Она выглядела не лучше меня. Объявила, что я пахну табаком, как будто ехала в тамбуре поезда сутки, потом придирчиво оглядела мой небрежный наряд, непричесанные волосы и… удовлетворилась результатом. То есть теперь, когда я признала свою вину, а свидетельства моих страданий стали очевидны, я была прощена. Но она не учла другого — лично я прощать ничего не собиралась.

За все это время мама оказалась права только в одном: выглядела я жутко. И это нужно было срочно исправить.
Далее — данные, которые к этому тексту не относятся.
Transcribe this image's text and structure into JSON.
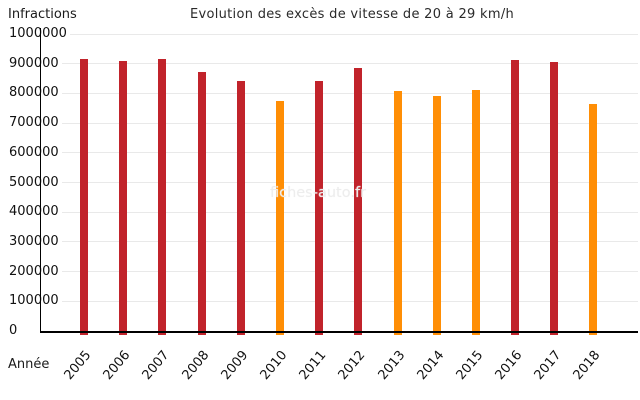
{
  "chart_data": {
    "type": "bar",
    "title": "Evolution des excès de vitesse de 20 à 29 km/h",
    "ylabel": "Infractions",
    "xlabel": "Année",
    "categories": [
      "2005",
      "2006",
      "2007",
      "2008",
      "2009",
      "2010",
      "2011",
      "2012",
      "2013",
      "2014",
      "2015",
      "2016",
      "2017",
      "2018"
    ],
    "values": [
      915000,
      910000,
      915000,
      871000,
      841000,
      774000,
      841000,
      886000,
      807000,
      790000,
      810000,
      913000,
      906000,
      763000
    ],
    "bar_color_keys": [
      "red",
      "red",
      "red",
      "red",
      "red",
      "orange",
      "red",
      "red",
      "orange",
      "orange",
      "orange",
      "red",
      "red",
      "orange"
    ],
    "palette": {
      "red": "#c1232b",
      "orange": "#ff8e05"
    },
    "ylim": [
      0,
      1000000
    ],
    "ytick_step": 100000,
    "ytick_labels": [
      "0",
      "100000",
      "200000",
      "300000",
      "400000",
      "500000",
      "600000",
      "700000",
      "800000",
      "900000",
      "1000000"
    ],
    "grid": true,
    "legend_position": "none",
    "watermark": "fiches-auto.fr"
  }
}
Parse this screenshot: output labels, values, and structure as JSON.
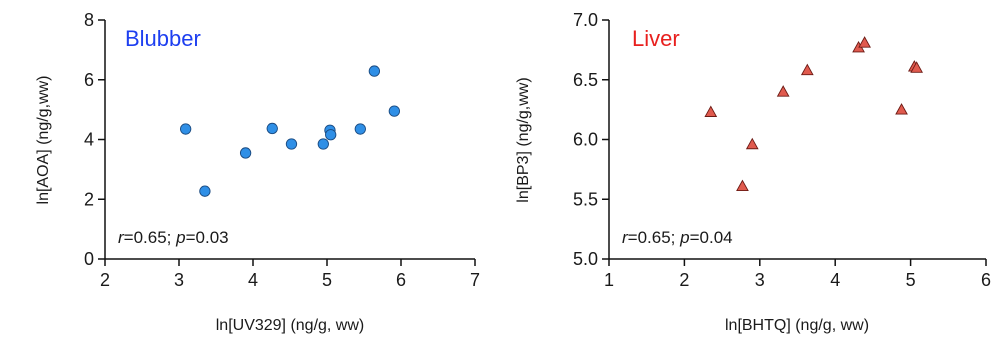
{
  "chart_data": [
    {
      "type": "scatter",
      "title": "Blubber",
      "title_color": "#1e3ff0",
      "marker": "circle",
      "marker_color": "#2f8fe6",
      "xlabel": "ln[UV329] (ng/g, ww)",
      "ylabel": "ln[AOA] (ng/g,ww)",
      "xlim": [
        2,
        7
      ],
      "ylim": [
        0,
        8
      ],
      "xticks": [
        2,
        3,
        4,
        5,
        6,
        7
      ],
      "yticks": [
        0,
        2,
        4,
        6,
        8
      ],
      "xtick_labels": [
        "2",
        "3",
        "4",
        "5",
        "6",
        "7"
      ],
      "ytick_labels": [
        "0",
        "2",
        "4",
        "6",
        "8"
      ],
      "grid": false,
      "stat_r": "r",
      "stat_r_value": "=0.65; ",
      "stat_p": "p",
      "stat_p_value": "=0.03",
      "points": [
        {
          "x": 3.09,
          "y": 4.35
        },
        {
          "x": 3.35,
          "y": 2.27
        },
        {
          "x": 3.9,
          "y": 3.55
        },
        {
          "x": 4.26,
          "y": 4.37
        },
        {
          "x": 4.52,
          "y": 3.85
        },
        {
          "x": 4.95,
          "y": 3.85
        },
        {
          "x": 5.04,
          "y": 4.31
        },
        {
          "x": 5.05,
          "y": 4.16
        },
        {
          "x": 5.45,
          "y": 4.35
        },
        {
          "x": 5.64,
          "y": 6.29
        },
        {
          "x": 5.91,
          "y": 4.95
        }
      ]
    },
    {
      "type": "scatter",
      "title": "Liver",
      "title_color": "#e8201e",
      "marker": "triangle",
      "marker_color": "#e05a4e",
      "xlabel": "ln[BHTQ] (ng/g, ww)",
      "ylabel": "ln[BP3] (ng/g,ww)",
      "xlim": [
        1,
        6
      ],
      "ylim": [
        5.0,
        7.0
      ],
      "xticks": [
        1,
        2,
        3,
        4,
        5,
        6
      ],
      "yticks": [
        5.0,
        5.5,
        6.0,
        6.5,
        7.0
      ],
      "xtick_labels": [
        "1",
        "2",
        "3",
        "4",
        "5",
        "6"
      ],
      "ytick_labels": [
        "5.0",
        "5.5",
        "6.0",
        "6.5",
        "7.0"
      ],
      "grid": false,
      "stat_r": "r",
      "stat_r_value": "=0.65; ",
      "stat_p": "p",
      "stat_p_value": "=0.04",
      "points": [
        {
          "x": 2.35,
          "y": 6.23
        },
        {
          "x": 2.77,
          "y": 5.61
        },
        {
          "x": 2.9,
          "y": 5.96
        },
        {
          "x": 3.31,
          "y": 6.4
        },
        {
          "x": 3.63,
          "y": 6.58
        },
        {
          "x": 4.31,
          "y": 6.77
        },
        {
          "x": 4.39,
          "y": 6.81
        },
        {
          "x": 4.88,
          "y": 6.25
        },
        {
          "x": 5.05,
          "y": 6.61
        },
        {
          "x": 5.08,
          "y": 6.6
        }
      ]
    }
  ]
}
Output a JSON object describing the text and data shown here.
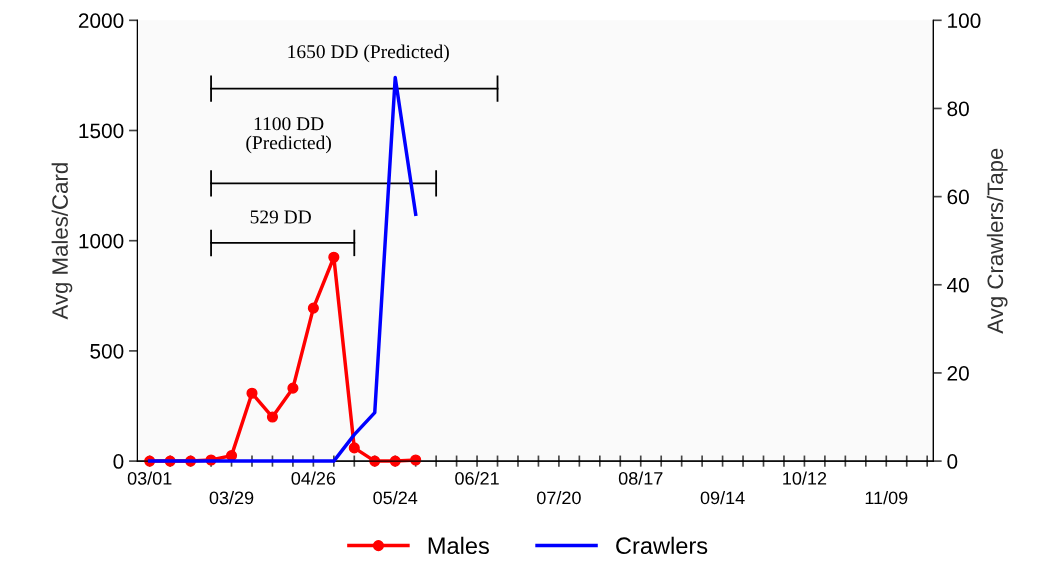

Несколько слоев тональника, тугой шиньон на голове, черный кашемировый жакет, черная шерстяная юбка, подаренный Алексом черный жемчуг (а куда его теперь девать, как не на похороны носить), черный берет (купленный по случаю), черное пальто, черные высокие сапоги, черные перчатки, черный шарф. Я выглядела не хуже пресловутой Жаклин Кеннеди, хотя одному богу известно каких усилий мне это стоило.

Никогда не думала, что стану соперничать в чем-либо с собственной матерью, но на фоне убитой горем вдовы выглядела бессердечной стервой. Она рыдала на плече у своей сестры, и ей так все сочувствовали, так одобрительно-скорбно смотрели, что к моему горлу раз за разом подступала желчь. А Дина и Надя стояли с лицами, полными ужаса и растерянности: будто смерть Алексея Орлова была последней в списке предполагаемых ими катаклизм.

Папа, надо сказать, был прекрасным человеком. На его похороны пришло не менее семидесяти человек. Хотели проститься. И они плакали, вроде даже искренне… на их фоне я выглядела даже хуже. Мне уже даже не хотелось заплакать. Было сухо и внутри, и снаружи. Я горевала, да, но еще я чувствовала себя двукратно преданной. И отцом, и матерью.

А люди смотрели на меня осуждающе. И шептались. Но рядом стоял Дима. Мы держались за руки, а остальное не имело значения. На самом деле мои мысли вертелись, словно параллельные потоки между двумя мыслями: «мой папа умер по моей вине, а мама меня ненавидит, как мне с этим жить?» и «пожалуйста, Господи, не дай мне упасть в обморок на глазах у всех!». Голова была призрачно легкой, пятно видимости сузилось до светлого центра, окруженного чернотой. Я два дня ничего не ела, меня тошнило от одного запаха еды, и три дня не спала.

Мои мольбы, как ни странно, были услышаны, при всех я в обморок не упала, отключилась в машине Димы. Диагноз? Обезвоживание.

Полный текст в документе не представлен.